O gün siyah pelerinli kızı gördüm,saatlerce onu takip ettim. İncecik belini sarmalamış pelerin,başına örttüğü tarafından dökülen sarı saçları,tanıdık geliyordu. O gün gördüklerimi kimseyle paylaşmamıştım,aldatılmıştım. Sevdiğim adam,erkeğim beni aldatmıştı. Gecenin bir vakti evden çıkıp ne idüğü belli olmayan insaların arasında,leş gibi ter ve döl kokusu ile dolaşırken,kulaklarımı çınlatacak müzik son ses iken yaptığının aynısını yapmaktı istediğim...Sf.39

Devamı için sayfayı çevirsemde yazar o cümlede yarıda bırakmıştı.-

doksan sekiz,doksan yedi,doksan altı,doksan beş,doksan dört,doksan üç,doksan iki,....Beyaz köpükler kulağımdan aşağı dökülüyor. Loş ışık kabinin aydınlanmasında yardımcı oluyor,bedenim çok hassas. Patlayacak,yok olacak gibi hissediyorum.Bir gıcırtı suyun akışını takip ediyor,gözlerim ardına kadar açılıyor. Temizlemek için vücudumu okşayan lif hareket etmeyi kesiyor.Bir gıcırtı daha yükseliyor. Perdeye yaklaşan gri siliüt kollarımı birbirine sarmamı sağlıyor,bacaklarım korkudan titiriyor. Ufak kabinde kullanabileceğim sert bir nesne arıyorum ama yok.Parmaklar perdenin kenarından tuttuğunda bende nefesimi tutuyorum. Çığlık atacakken ağzımı büyük iri eller kapatıyor. Deniz. Büyük bir rahatlamayla nefes koyuverecekken öfke beni esir alıyor. Beni nasıl korkuttuğundan haberi bile yok!
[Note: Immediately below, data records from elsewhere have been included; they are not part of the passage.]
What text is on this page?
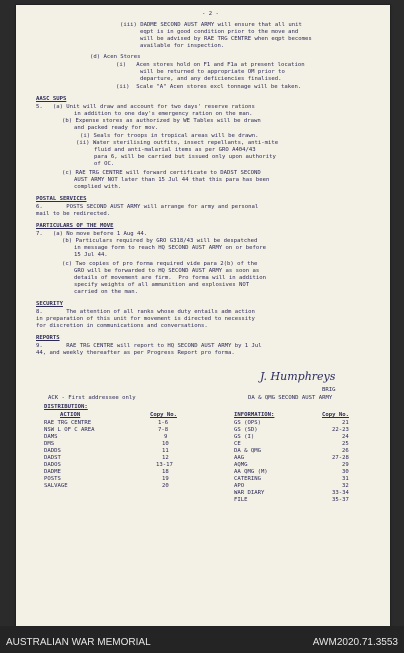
- 2 -
(iii) DADME SECOND AUST ARMY will ensure that all unit
eqpt is in good condition prior to the move and
will be advised by RAE TRG CENTRE when eqpt becomes
available for inspection.
(d) Acen Stores
(i)   Acen stores hold on F1 and F1a at present location
will be returned to appropriate OM prior to
departure, and any deficiencies finalised.
(ii)  Scale "A" Acen stores excl tonnage will be taken.
AASC SUPS
5.   (a) Unit will draw and account for two days' reserve rations
in addition to one day's emergency ration on the man.
(b) Expense stores as authorized by WE Tables will be drawn
and packed ready for mov.
(i) Seals for troops in tropical areas will be drawn.
(ii) Water sterilising outfits, insect repellants, anti-mite
fluid and anti-malarial items as per GRO A404/43
para 6, will be carried but issued only upon authority
of OC.
(c) RAE TRG CENTRE will forward certificate to DADST SECOND
AUST ARMY NOT later than 15 Jul 44 that this para has been
complied with.
POSTAL SERVICES
6.       POSTS SECOND AUST ARMY will arrange for army and personal
mail to be redirected.
PARTICULARS OF THE MOVE
7.   (a) No move before 1 Aug 44.
(b) Particulars required by GRO G318/43 will be despatched
in message form to reach HQ SECOND AUST ARMY on or before
15 Jul 44.
(c) Two copies of pro forma required vide para 2(b) of the
GRO will be forwarded to HQ SECOND AUST ARMY as soon as
details of movement are firm.  Pro forma will in addition
specify weights of all ammunition and explosives NOT
carried on the man.
SECURITY
8.       The attention of all ranks whose duty entails adm action
in preparation of this unit for movement is directed to necessity
for discretion in communications and conversations.
REPORTS
9.       RAE TRG CENTRE will report to HQ SECOND AUST ARMY by 1 Jul
44, and weekly thereafter as per Progress Report pro forma.
J. Humphreys
BRIG
DA & QMG SECOND AUST ARMY
ACK - First addressee only
DISTRIBUTION:
ACTION	Copy No.	INFORMATION:	Copy No.
RAE TRG CENTRE	1-6
NSW L OF C AREA	7-8
DAMS	9
DMS	10
DADDS	11
DADST	12
DADOS	13-17
DADME	18
POSTS	19
SALVAGE	20
GS (OPS)	21
GS (SD)	22-23
GS (I)	24
CE	25
DA & QMG	26
AAG	27-28
AQMG	29
AA QMG (M)	30
CATERING	31
APO	32
WAR DIARY	33-34
FILE	35-37
AUSTRALIAN WAR MEMORIAL	AWM2020.71.3553
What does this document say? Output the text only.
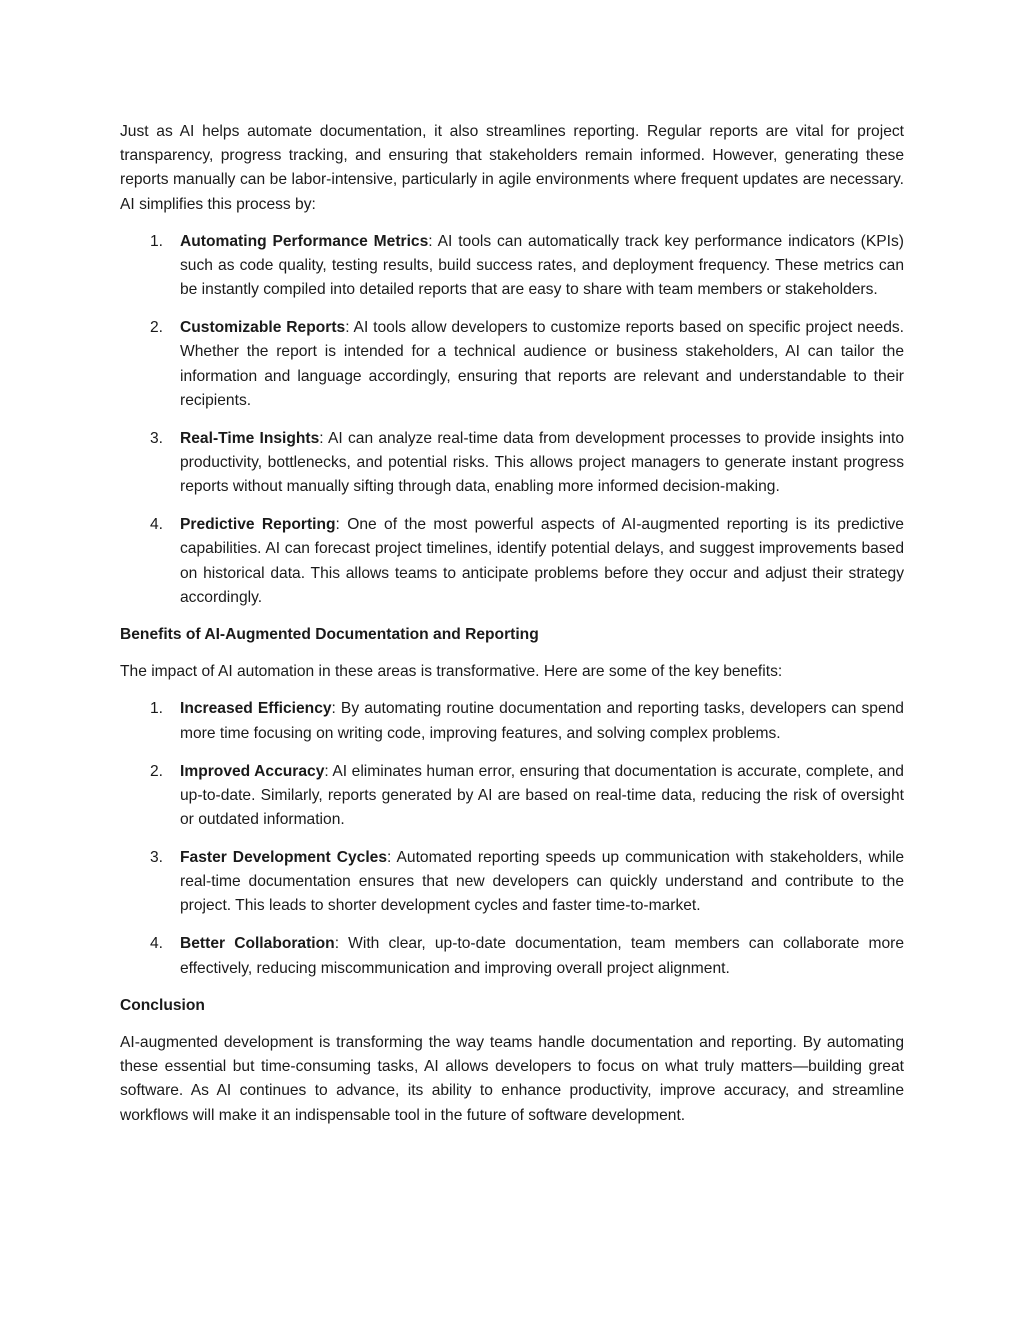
Just as AI helps automate documentation, it also streamlines reporting. Regular reports are vital for project transparency, progress tracking, and ensuring that stakeholders remain informed. However, generating these reports manually can be labor-intensive, particularly in agile environments where frequent updates are necessary. AI simplifies this process by:

1. Automating Performance Metrics: AI tools can automatically track key performance indicators (KPIs) such as code quality, testing results, build success rates, and deployment frequency. These metrics can be instantly compiled into detailed reports that are easy to share with team members or stakeholders.
2. Customizable Reports: AI tools allow developers to customize reports based on specific project needs. Whether the report is intended for a technical audience or business stakeholders, AI can tailor the information and language accordingly, ensuring that reports are relevant and understandable to their recipients.
3. Real-Time Insights: AI can analyze real-time data from development processes to provide insights into productivity, bottlenecks, and potential risks. This allows project managers to generate instant progress reports without manually sifting through data, enabling more informed decision-making.
4. Predictive Reporting: One of the most powerful aspects of AI-augmented reporting is its predictive capabilities. AI can forecast project timelines, identify potential delays, and suggest improvements based on historical data. This allows teams to anticipate problems before they occur and adjust their strategy accordingly.
Benefits of AI-Augmented Documentation and Reporting

The impact of AI automation in these areas is transformative. Here are some of the key benefits:

1. Increased Efficiency: By automating routine documentation and reporting tasks, developers can spend more time focusing on writing code, improving features, and solving complex problems.
2. Improved Accuracy: AI eliminates human error, ensuring that documentation is accurate, complete, and up-to-date. Similarly, reports generated by AI are based on real-time data, reducing the risk of oversight or outdated information.
3. Faster Development Cycles: Automated reporting speeds up communication with stakeholders, while real-time documentation ensures that new developers can quickly understand and contribute to the project. This leads to shorter development cycles and faster time-to-market.
4. Better Collaboration: With clear, up-to-date documentation, team members can collaborate more effectively, reducing miscommunication and improving overall project alignment.
Conclusion

AI-augmented development is transforming the way teams handle documentation and reporting. By automating these essential but time-consuming tasks, AI allows developers to focus on what truly matters—building great software. As AI continues to advance, its ability to enhance productivity, improve accuracy, and streamline workflows will make it an indispensable tool in the future of software development.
Ne zamandır ziyaretime gelmiyor? Niye geldi?Sorularım yanıt bulamıyor çünkü tenimde bütünleşen parmaklar beni olduğum yere çiviliyor,ıslak saçları yüzüne yapışmış bedeni bedenimi yanına çekiyor.Bir bakmışım ki üstünde ne pantolonu ne de tişörtü var. Ben ise anadan doğmayım karşısında. Soğuk buhardan ıslaklaşan mermere dayıyor beni. Nefes bile alamadan sömürüyor dudaklarımı,sabah Eran'ın öptüğü gibi değil. Yumuşak hiç değil. Baskıcı. Bedenimi yönlendiren ben,bir başkasıyla yer değiştiriyorum. İçimi dolduran Deniz'e sıkıca sarılıyorum. Geceye sadece ikimizin inlemeleri karışıyor.